In the basement of the west wing, he finds the makeshift laboratory where it looks like surgeries happened in the hallways. He sees the IV trees, monitors, and needles that remind him of Adam. It occurs to him that he and Gladys never asked Delia if she wanted the child. Instead they took him, then abandoned her as if she were junk. In admitting his own fault, it’s easier to admit the greater truth: she murdered the fish, and Barkley, and those high school kids, too. She was born with a bloodlust.

In the basement, he finds the rest of the prisoners chained to gurneys. They must have been injected with the virus, because their heads are cleanly sawed away.

A doctor and nurse, both infected, wander the aisles, forever trapped in their roles of sick and, well, prisoner and captive. They seem to believe they are ministering comfort as they check lifeless wrists for pulses.

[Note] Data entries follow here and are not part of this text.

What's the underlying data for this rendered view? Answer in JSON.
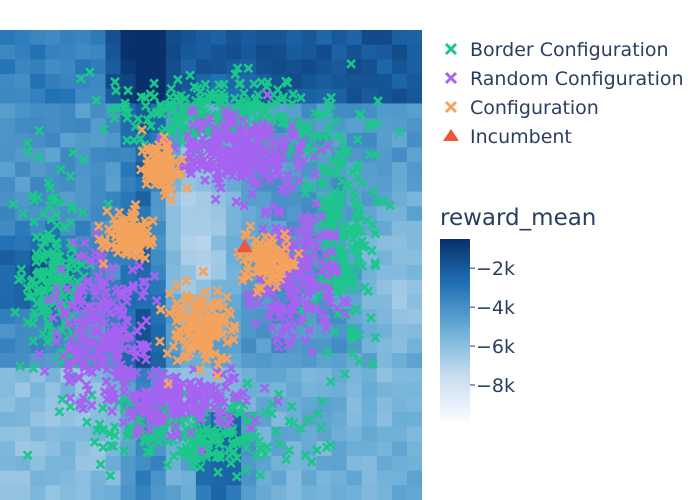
{
  "chart_data": {
    "type": "scatter",
    "title": "",
    "xlabel": "",
    "ylabel": "",
    "background": {
      "type": "heatmap",
      "colorscale": "Blues (reversed)",
      "low_color": "#f7fbff",
      "high_color": "#08306b",
      "zrange": [
        -9800,
        -500
      ]
    },
    "colorbar": {
      "title": "reward_mean",
      "ticks": [
        -2000,
        -4000,
        -6000,
        -8000
      ],
      "tick_labels": [
        "−2k",
        "−4k",
        "−6k",
        "−8k"
      ]
    },
    "legend": {
      "position": "top-right",
      "entries": [
        {
          "name": "Border Configuration",
          "color": "#1cc78a",
          "symbol": "x"
        },
        {
          "name": "Random Configuration",
          "color": "#a662f0",
          "symbol": "x"
        },
        {
          "name": "Configuration",
          "color": "#f5a25d",
          "symbol": "x"
        },
        {
          "name": "Incumbent",
          "color": "#ef553b",
          "symbol": "triangle-up"
        }
      ]
    },
    "axes": {
      "x_range": [
        0,
        1
      ],
      "y_range": [
        0,
        1
      ],
      "visible": false
    },
    "series": [
      {
        "name": "Border Configuration",
        "clusters": [
          {
            "x": 0.52,
            "y": 0.82,
            "rx": 0.3,
            "ry": 0.09,
            "n": 260
          },
          {
            "x": 0.8,
            "y": 0.55,
            "rx": 0.11,
            "ry": 0.25,
            "n": 200
          },
          {
            "x": 0.13,
            "y": 0.47,
            "rx": 0.09,
            "ry": 0.24,
            "n": 200
          },
          {
            "x": 0.48,
            "y": 0.14,
            "rx": 0.28,
            "ry": 0.09,
            "n": 220
          }
        ]
      },
      {
        "name": "Random Configuration",
        "clusters": [
          {
            "x": 0.57,
            "y": 0.74,
            "rx": 0.17,
            "ry": 0.09,
            "n": 260
          },
          {
            "x": 0.7,
            "y": 0.48,
            "rx": 0.11,
            "ry": 0.15,
            "n": 200
          },
          {
            "x": 0.24,
            "y": 0.37,
            "rx": 0.12,
            "ry": 0.18,
            "n": 240
          },
          {
            "x": 0.43,
            "y": 0.21,
            "rx": 0.2,
            "ry": 0.07,
            "n": 180
          }
        ]
      },
      {
        "name": "Configuration",
        "clusters": [
          {
            "x": 0.38,
            "y": 0.71,
            "rx": 0.05,
            "ry": 0.06,
            "n": 90
          },
          {
            "x": 0.3,
            "y": 0.56,
            "rx": 0.07,
            "ry": 0.05,
            "n": 120
          },
          {
            "x": 0.63,
            "y": 0.51,
            "rx": 0.07,
            "ry": 0.06,
            "n": 110
          },
          {
            "x": 0.48,
            "y": 0.37,
            "rx": 0.09,
            "ry": 0.09,
            "n": 150
          }
        ]
      },
      {
        "name": "Incumbent",
        "x": [
          0.58
        ],
        "y": [
          0.54
        ]
      }
    ]
  }
}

“Delia!” he shouts. They look at him for a moment, then return to their work. If she is alive, and I find her, I will be happy, he thinks. Even if she has not changed, I will take comfort from finishing this journey, and be fulfilled.

“Delia!” he cries. Like his joints, his throat is beginning to lock.

Just then, a tiny, faraway voice shouts back: “Here!”

It’s been years since he’s seen her, but her voice transcends time. It is imprinted upon him and dwells in the reptile part of his brain that even the virus cannot devour. His body moves, almost of its own volition. Not even his back hurts anymore. He is entirely numb.

“Delia!”

In reply is that same hesitation from years ago, when she called late at night while Gladys slept. He’s run that moment over in his mind every day since, and recognizes now that her hesitation was shame. It was always shame.